The BBC News tells us How to Blog and Not Get Fired, but it seems much harder to give advice on how to blog and still get hired. When it comes to recruiters, a blog is like a lighthouse: You don’t know how many people have been repelled because they never show up.

At some point, you just have to be yourself. Figure out your best self and be that — online and offline — and then no one will be surprised.

The people entering the workforce today did not grow up posting every little thing that happened to them. But in five years, those kids coming to work will have no way to cleanse the Internet of their posting transgressions from when they were fifteen years old.

There will have to be new standards for what is okay to have online. It will have to be okay to say, “Oh, yeah. I remember when I posted that.
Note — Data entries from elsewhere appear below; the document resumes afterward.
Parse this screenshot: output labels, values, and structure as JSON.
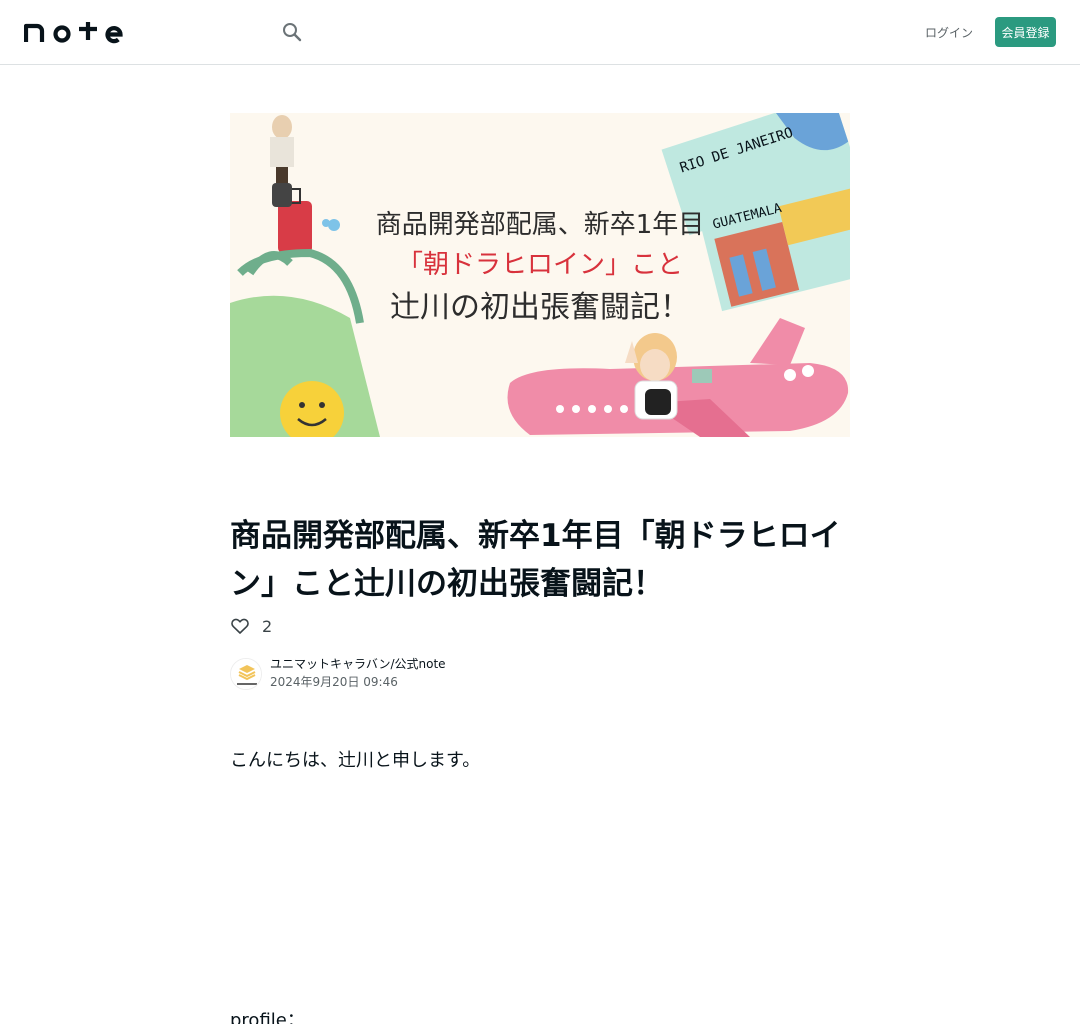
{
  "header": {
    "logo_text": "note",
    "search_icon": "search-icon",
    "login_label": "ログイン",
    "signup_label": "会員登録",
    "accent": "#2b9a80"
  },
  "eyecatch": {
    "line1": "商品開発部配属、新卒1年目",
    "line2": "「朝ドラヒロイン」こと",
    "line3": "辻川の初出張奮闘記！",
    "sign1": "RIO DE JANEIRO",
    "sign2": "GUATEMALA"
  },
  "article": {
    "title": "商品開発部配属、新卒1年目「朝ドラヒロイン」こと辻川の初出張奮闘記！",
    "like_count": "2",
    "author_name": "ユニマットキャラバン/公式note",
    "date": "2024年9月20日 09:46",
    "lead": "こんにちは、辻川と申します。",
    "profile_label": "profile："
  }
}
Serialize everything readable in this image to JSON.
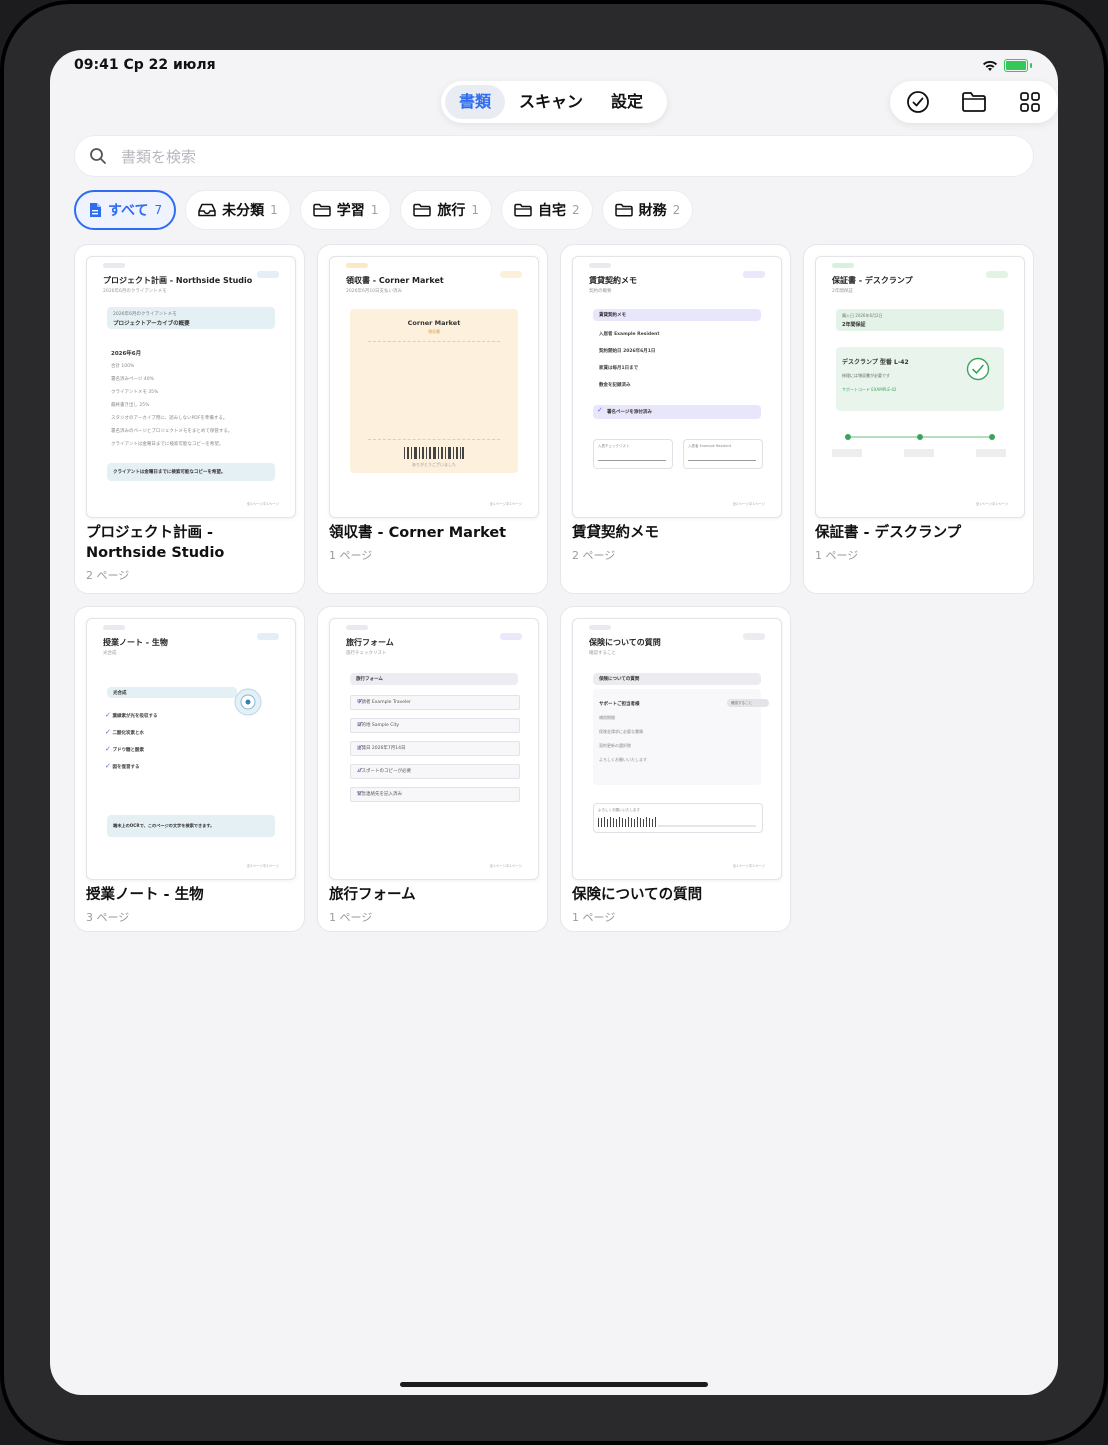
{
  "status_bar": {
    "time": "09:41",
    "date": "Ср 22 июля"
  },
  "segments": [
    {
      "label": "書類",
      "active": true
    },
    {
      "label": "スキャン",
      "active": false
    },
    {
      "label": "設定",
      "active": false
    }
  ],
  "toolbar": {
    "icons": [
      "checkmark-circle-icon",
      "folder-icon",
      "grid-icon"
    ]
  },
  "search": {
    "placeholder": "書類を検索"
  },
  "filters": [
    {
      "label": "すべて",
      "count": "7",
      "icon": "document-icon",
      "active": true
    },
    {
      "label": "未分類",
      "count": "1",
      "icon": "inbox-tray-icon",
      "active": false
    },
    {
      "label": "学習",
      "count": "1",
      "icon": "folder-icon",
      "active": false
    },
    {
      "label": "旅行",
      "count": "1",
      "icon": "folder-icon",
      "active": false
    },
    {
      "label": "自宅",
      "count": "2",
      "icon": "folder-icon",
      "active": false
    },
    {
      "label": "財務",
      "count": "2",
      "icon": "folder-icon",
      "active": false
    }
  ],
  "documents": [
    {
      "title": "プロジェクト計画 - Northside Studio",
      "pages": "2 ページ",
      "thumb": {
        "title": "プロジェクト計画 - Northside Studio",
        "sub": "2026年6月のクライアントメモ",
        "box_small": "2026年6月のクライアントメモ",
        "box_bold": "プロジェクトアーカイブの概要",
        "heading": "2026年6月",
        "lines": [
          "合計 100%",
          "署名済みページ 40%",
          "クライアントメモ 35%",
          "最終書き出し 25%",
          "スタジオのアーカイブ用に、読みしないPDFを準備する。",
          "署名済みのページとプロジェクトメモをまとめて保管する。",
          "クライアントは金曜日までに検索可能なコピーを希望。"
        ],
        "bottom_box": "クライアントは金曜日までに検索可能なコピーを希望。",
        "foot": "全2ページ中1ページ"
      }
    },
    {
      "title": "領収書 - Corner Market",
      "pages": "1 ページ",
      "thumb": {
        "title": "領収書 - Corner Market",
        "sub": "2026年6月10日支払い済み",
        "receipt_name": "Corner Market",
        "receipt_sub": "領収書",
        "receipt_thanks": "ありがとうございました",
        "foot": "全1ページ中1ページ"
      }
    },
    {
      "title": "賃貸契約メモ",
      "pages": "2 ページ",
      "thumb": {
        "title": "賃貸契約メモ",
        "sub": "契約の概要",
        "header_row": "賃貸契約メモ",
        "rows": [
          "入居者 Example Resident",
          "契約開始日 2026年6月1日",
          "家賃は毎月1日まで",
          "敷金を記録済み"
        ],
        "check_row": "署名ページを添付済み",
        "sig_left": "入居チェックリスト",
        "sig_right": "入居者 Example Resident",
        "foot": "全2ページ中1ページ"
      }
    },
    {
      "title": "保証書 - デスクランプ",
      "pages": "1 ページ",
      "thumb": {
        "title": "保証書 - デスクランプ",
        "sub": "2年間保証",
        "box_small": "購入日 2026年6月2日",
        "box_bold": "2年間保証",
        "card_title": "デスクランプ 型番 L-42",
        "card_line": "修理には領収書が必要です",
        "card_code": "サポートコード EXAMPLE-42",
        "foot": "全1ページ中1ページ"
      }
    },
    {
      "title": "授業ノート - 生物",
      "pages": "3 ページ",
      "thumb": {
        "title": "授業ノート - 生物",
        "sub": "光合成",
        "header_row": "光合成",
        "items": [
          "葉緑素が光を吸収する",
          "二酸化炭素と水",
          "ブドウ糖と酸素",
          "図を復習する"
        ],
        "bottom_box": "端末上のOCRで、このページの文字を検索できます。",
        "foot": "全3ページ中1ページ"
      }
    },
    {
      "title": "旅行フォーム",
      "pages": "1 ページ",
      "thumb": {
        "title": "旅行フォーム",
        "sub": "旅行チェックリスト",
        "header_row": "旅行フォーム",
        "rows": [
          "申請者 Example Traveler",
          "目的地 Sample City",
          "出発日 2026年7月14日",
          "パスポートのコピーが必要",
          "緊急連絡先を記入済み"
        ],
        "foot": "全1ページ中1ページ"
      }
    },
    {
      "title": "保険についての質問",
      "pages": "1 ページ",
      "thumb": {
        "title": "保険についての質問",
        "sub": "確認すること",
        "header_row": "保険についての質問",
        "section": "サポートご担当者様",
        "pill": "確認すること",
        "lines": [
          "補償期間",
          "保険金請求に必要な書類",
          "契約更新の選択肢",
          "よろしくお願いいたします"
        ],
        "sig_label": "よろしくお願いいたします",
        "foot": "全1ページ中1ページ"
      }
    }
  ]
}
Stupid, huh?” Interviewers will have to judge people by what they are doing right now, or else they won’t be able to hire anyone.

So for now, take a look at that wish list you made. Does it make you look like a moron? Instead of getting rid of anti-social items and replacing them with crowd pleasers, ask yourself why you want to read books that reflect poorly on you. Ask yourself who you are.

Karen Salmansohn writes about the idea of congruence: “Be yourself wherever you are, whether at work, with your partner or with friends. When you compartmentalize yourself to be wildly different in different circumstances you can start to feel out of whack. Create a life that is congruent with the person you truly are.”

The impact of incongruence is big: You’ll have an online persona that conflicts with your work persona. You’ll have huge stress. When I was making fun of my co-workers in my column it was because I was a fish out of water in that office. When your impulse is to write mean things about the people you work with then you probably shouldn’t be there.

Research published in the Harvard Business Review (paid) shows that in order to be a great leader, you need to make your work consistent with your core self. When you can be authentic in your job and authentic when you blog that’s a step toward living congruently and you will be priming yourself for success.